The more I have to move the more I want to sit.

The more I get a chance to sit, the more I want to move.

There are days, on the outside I sit still, while inside a storm rages and fireworks explode.

Then there are days, on the outside I move with the frenetic energy of a thousand whirling dervishes while on the inside, there is nothing but silence.

If I allow it, I know that the two energies will merge and become a pulse, creating its own heartbeat, and then, if I surrender, I will have no choice but to move to the beat of the syncopation.

The waves of energies are too strong to withstand, or is it me too weak to stop them?

In the end, there is no other choice but to breathe into my heart, into the center of the storm, and let this new heartbeat lead me to a place.

To live with only one or the other is merely existing. It is half-living to be in either all movement or no movement at all.

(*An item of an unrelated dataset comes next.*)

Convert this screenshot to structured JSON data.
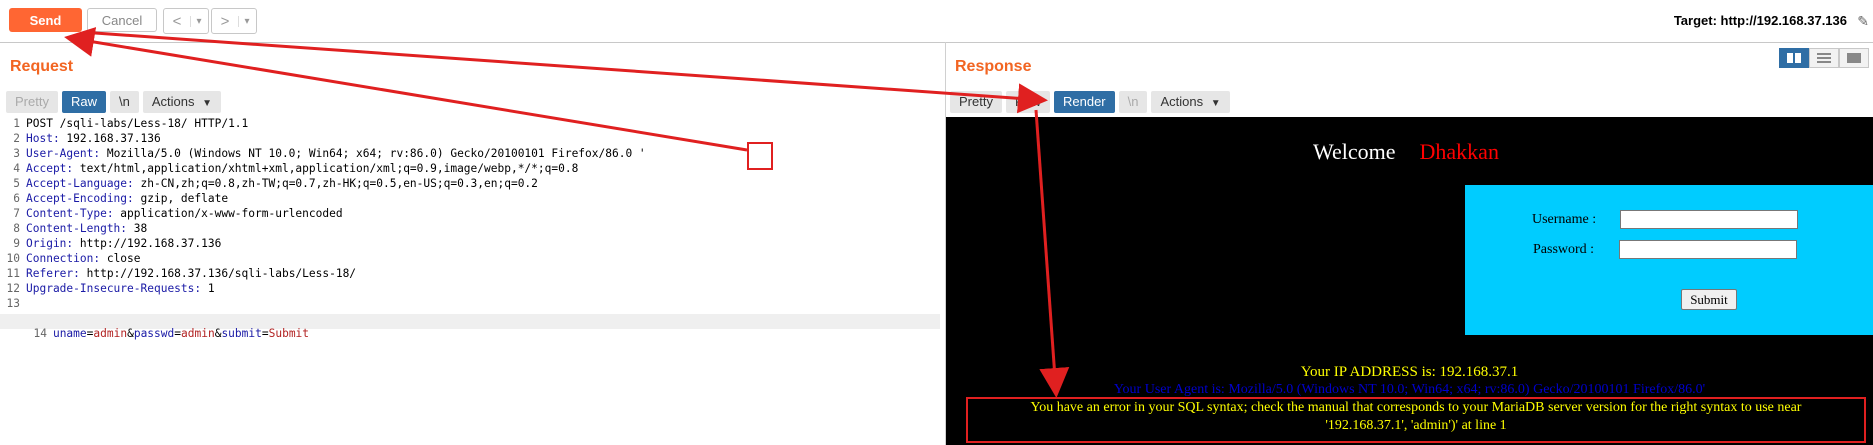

Stillness within movement; peace within action.

I can still feel the tension between the ebb and flow
of
tightness and looseness
and
looseness and tightness

and the force of those currents ready to pull me away in either direction.

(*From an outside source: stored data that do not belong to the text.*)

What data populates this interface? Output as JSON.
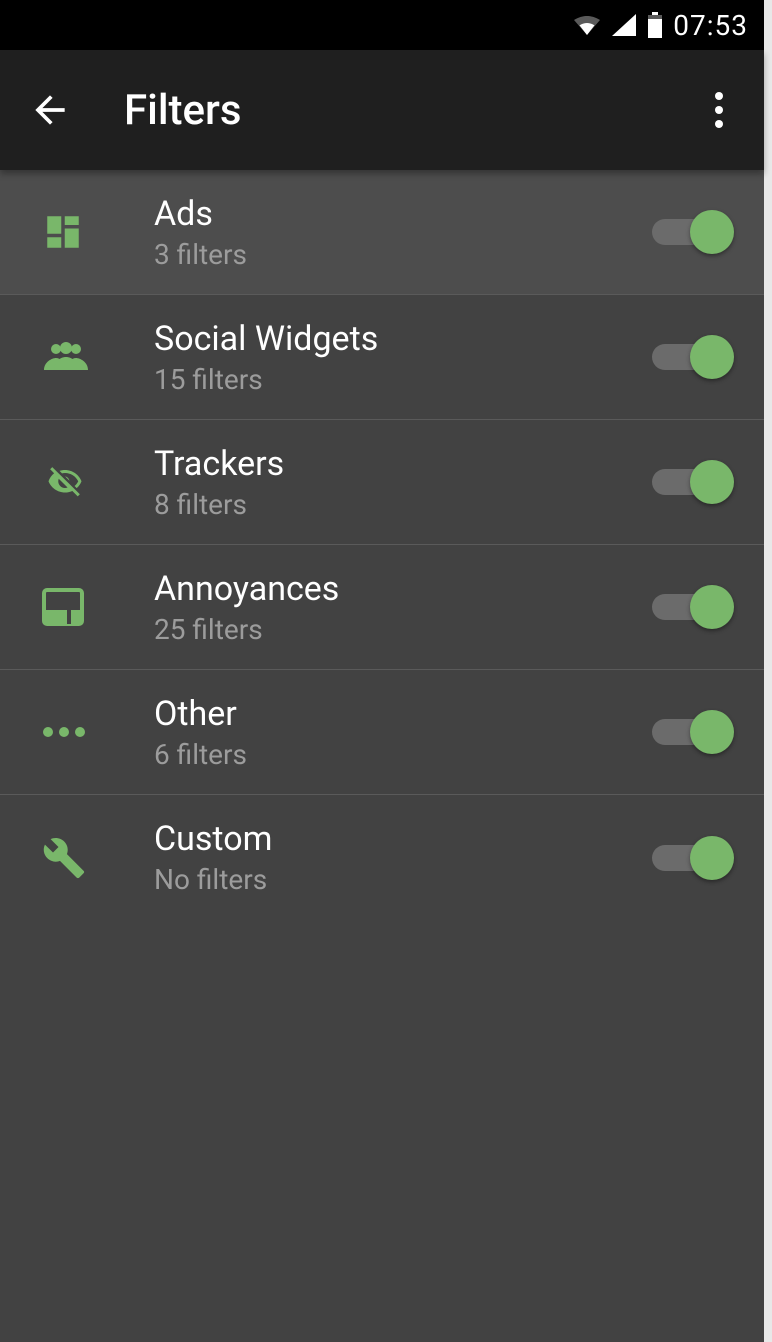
{
  "status_bar": {
    "time": "07:53"
  },
  "header": {
    "title": "Filters"
  },
  "accent_color": "#79b76a",
  "rows": [
    {
      "icon": "dashboard-icon",
      "title": "Ads",
      "subtitle": "3 filters",
      "enabled": true,
      "highlight": true
    },
    {
      "icon": "people-icon",
      "title": "Social Widgets",
      "subtitle": "15 filters",
      "enabled": true,
      "highlight": false
    },
    {
      "icon": "eye-off-icon",
      "title": "Trackers",
      "subtitle": "8 filters",
      "enabled": true,
      "highlight": false
    },
    {
      "icon": "window-icon",
      "title": "Annoyances",
      "subtitle": "25 filters",
      "enabled": true,
      "highlight": false
    },
    {
      "icon": "more-horiz-icon",
      "title": "Other",
      "subtitle": "6 filters",
      "enabled": true,
      "highlight": false
    },
    {
      "icon": "wrench-icon",
      "title": "Custom",
      "subtitle": "No filters",
      "enabled": true,
      "highlight": false
    }
  ]
}
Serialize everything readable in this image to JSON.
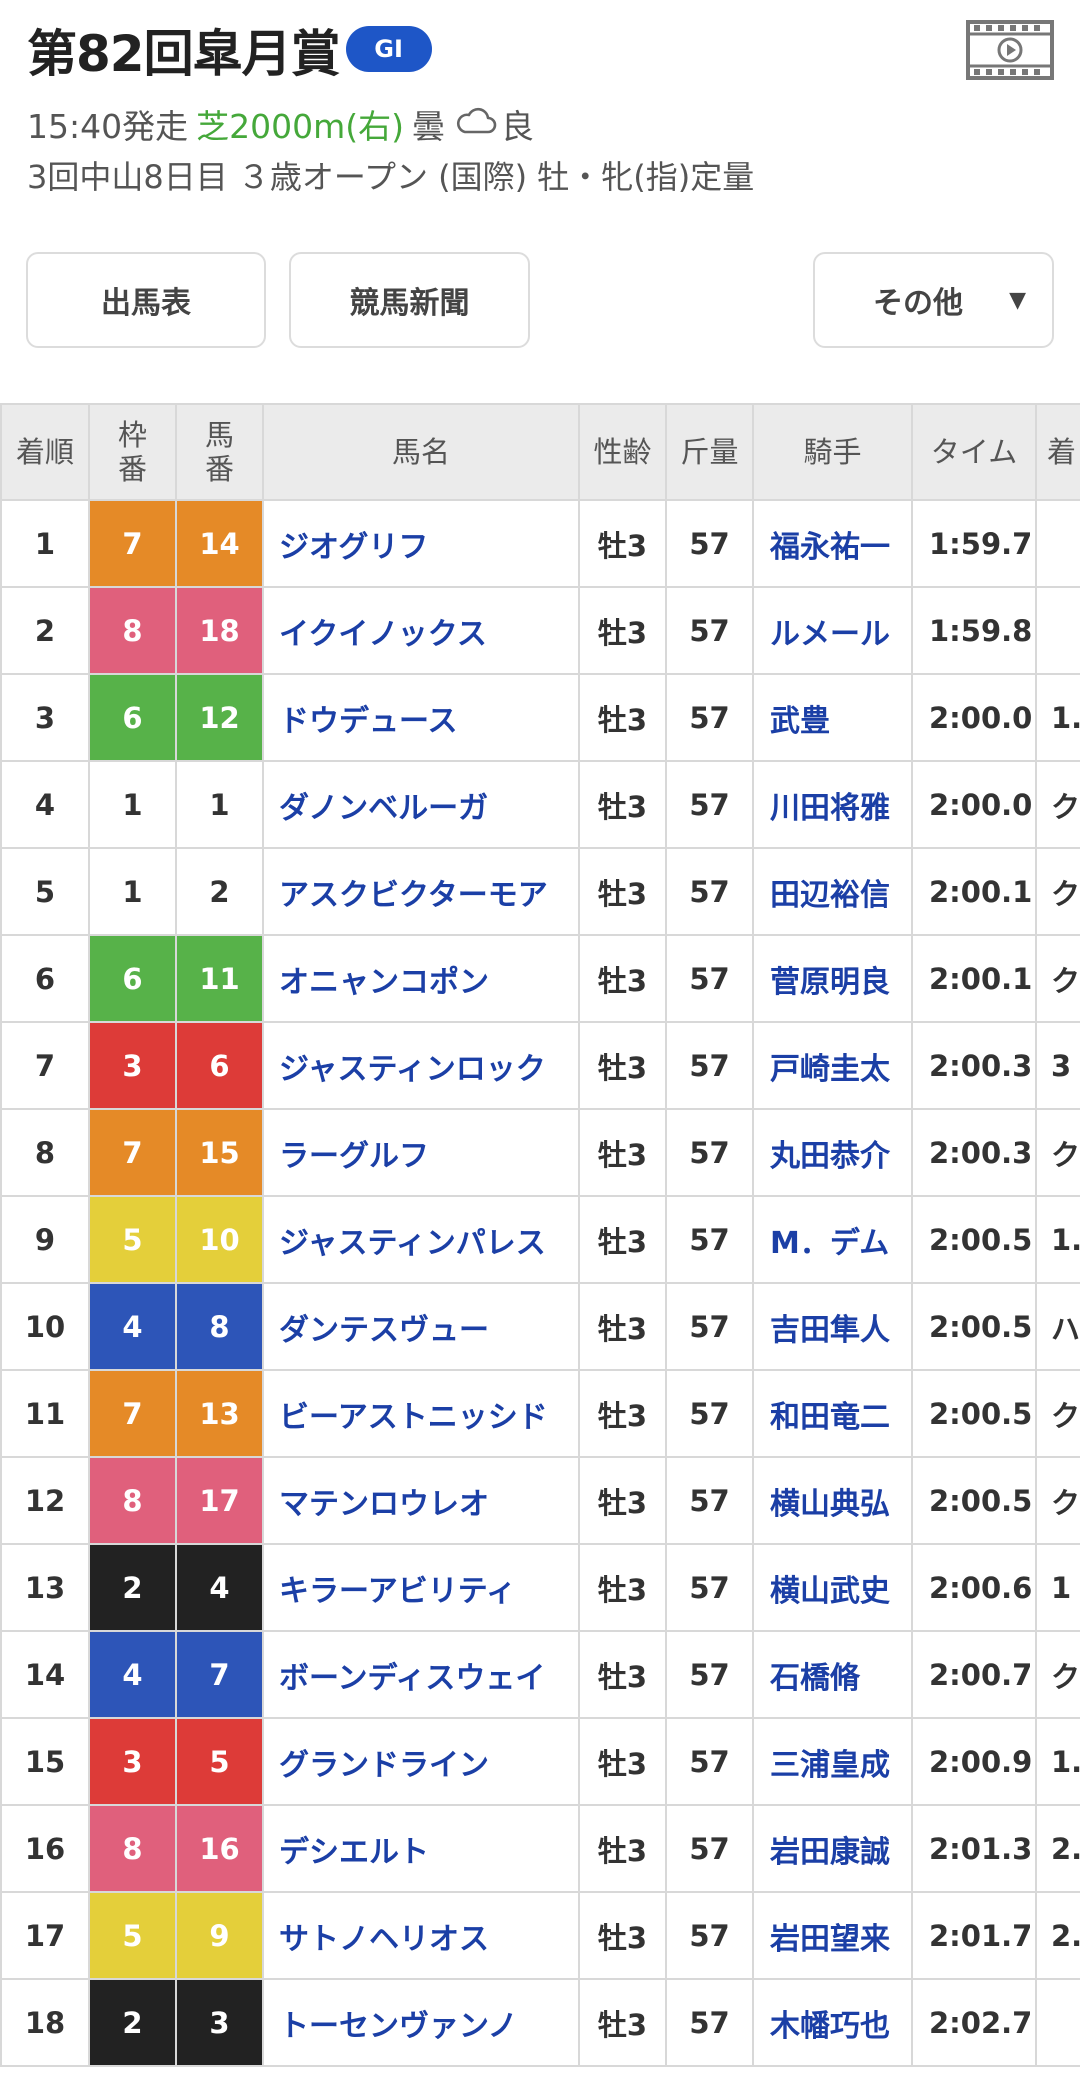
{
  "race": {
    "title": "第82回皐月賞",
    "grade": "GI",
    "start_time": "15:40発走",
    "course": "芝2000m(右)",
    "weather": "曇",
    "weather_icon": "cloud-icon",
    "track_condition": "良",
    "details": "3回中山8日目 ３歳オープン (国際) 牡・牝(指)定量"
  },
  "buttons": {
    "shutuba": "出馬表",
    "shinbun": "競馬新聞",
    "other": "その他",
    "other_caret": "▼"
  },
  "table": {
    "headers": {
      "order": "着順",
      "waku": "枠番",
      "num": "馬番",
      "horse": "馬名",
      "sexage": "性齢",
      "weight": "斤量",
      "jockey": "騎手",
      "time": "タイム",
      "margin": "着"
    },
    "waku_colors": {
      "1": "#ffffff",
      "2": "#222222",
      "3": "#dd3b38",
      "4": "#2d55b8",
      "5": "#e4cf3a",
      "6": "#57b249",
      "7": "#e58a27",
      "8": "#e0607c"
    },
    "rows": [
      {
        "order": "1",
        "waku": "7",
        "num": "14",
        "horse": "ジオグリフ",
        "sexage": "牡3",
        "weight": "57",
        "jockey": "福永祐一",
        "time": "1:59.7",
        "margin": ""
      },
      {
        "order": "2",
        "waku": "8",
        "num": "18",
        "horse": "イクイノックス",
        "sexage": "牡3",
        "weight": "57",
        "jockey": "ルメール",
        "time": "1:59.8",
        "margin": ""
      },
      {
        "order": "3",
        "waku": "6",
        "num": "12",
        "horse": "ドウデュース",
        "sexage": "牡3",
        "weight": "57",
        "jockey": "武豊",
        "time": "2:00.0",
        "margin": "1."
      },
      {
        "order": "4",
        "waku": "1",
        "num": "1",
        "horse": "ダノンベルーガ",
        "sexage": "牡3",
        "weight": "57",
        "jockey": "川田将雅",
        "time": "2:00.0",
        "margin": "ク"
      },
      {
        "order": "5",
        "waku": "1",
        "num": "2",
        "horse": "アスクビクターモア",
        "sexage": "牡3",
        "weight": "57",
        "jockey": "田辺裕信",
        "time": "2:00.1",
        "margin": "ク"
      },
      {
        "order": "6",
        "waku": "6",
        "num": "11",
        "horse": "オニャンコポン",
        "sexage": "牡3",
        "weight": "57",
        "jockey": "菅原明良",
        "time": "2:00.1",
        "margin": "ク"
      },
      {
        "order": "7",
        "waku": "3",
        "num": "6",
        "horse": "ジャスティンロック",
        "sexage": "牡3",
        "weight": "57",
        "jockey": "戸崎圭太",
        "time": "2:00.3",
        "margin": "3"
      },
      {
        "order": "8",
        "waku": "7",
        "num": "15",
        "horse": "ラーグルフ",
        "sexage": "牡3",
        "weight": "57",
        "jockey": "丸田恭介",
        "time": "2:00.3",
        "margin": "ク"
      },
      {
        "order": "9",
        "waku": "5",
        "num": "10",
        "horse": "ジャスティンパレス",
        "sexage": "牡3",
        "weight": "57",
        "jockey": "M．デム",
        "time": "2:00.5",
        "margin": "1."
      },
      {
        "order": "10",
        "waku": "4",
        "num": "8",
        "horse": "ダンテスヴュー",
        "sexage": "牡3",
        "weight": "57",
        "jockey": "吉田隼人",
        "time": "2:00.5",
        "margin": "ハ"
      },
      {
        "order": "11",
        "waku": "7",
        "num": "13",
        "horse": "ビーアストニッシド",
        "sexage": "牡3",
        "weight": "57",
        "jockey": "和田竜二",
        "time": "2:00.5",
        "margin": "ク"
      },
      {
        "order": "12",
        "waku": "8",
        "num": "17",
        "horse": "マテンロウレオ",
        "sexage": "牡3",
        "weight": "57",
        "jockey": "横山典弘",
        "time": "2:00.5",
        "margin": "ク"
      },
      {
        "order": "13",
        "waku": "2",
        "num": "4",
        "horse": "キラーアビリティ",
        "sexage": "牡3",
        "weight": "57",
        "jockey": "横山武史",
        "time": "2:00.6",
        "margin": "1"
      },
      {
        "order": "14",
        "waku": "4",
        "num": "7",
        "horse": "ボーンディスウェイ",
        "sexage": "牡3",
        "weight": "57",
        "jockey": "石橋脩",
        "time": "2:00.7",
        "margin": "ク"
      },
      {
        "order": "15",
        "waku": "3",
        "num": "5",
        "horse": "グランドライン",
        "sexage": "牡3",
        "weight": "57",
        "jockey": "三浦皇成",
        "time": "2:00.9",
        "margin": "1."
      },
      {
        "order": "16",
        "waku": "8",
        "num": "16",
        "horse": "デシエルト",
        "sexage": "牡3",
        "weight": "57",
        "jockey": "岩田康誠",
        "time": "2:01.3",
        "margin": "2."
      },
      {
        "order": "17",
        "waku": "5",
        "num": "9",
        "horse": "サトノヘリオス",
        "sexage": "牡3",
        "weight": "57",
        "jockey": "岩田望来",
        "time": "2:01.7",
        "margin": "2."
      },
      {
        "order": "18",
        "waku": "2",
        "num": "3",
        "horse": "トーセンヴァンノ",
        "sexage": "牡3",
        "weight": "57",
        "jockey": "木幡巧也",
        "time": "2:02.7",
        "margin": ""
      }
    ]
  }
}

These are forces within each one of us. You can feel it too, if you give it half a chance.

Nature even knows this. Even when a river is frozen, the water below still flows and the hurricane, destroyer that it is and yet beautiful in its fearsomeness, holds a center of calm.

When you find that moment, when you feel that kiss from God and the bliss of the perfection of balance, let the world wait. Succumb to the flow and sway in the rhythm of what for many of us, seems elusive but is not impossible.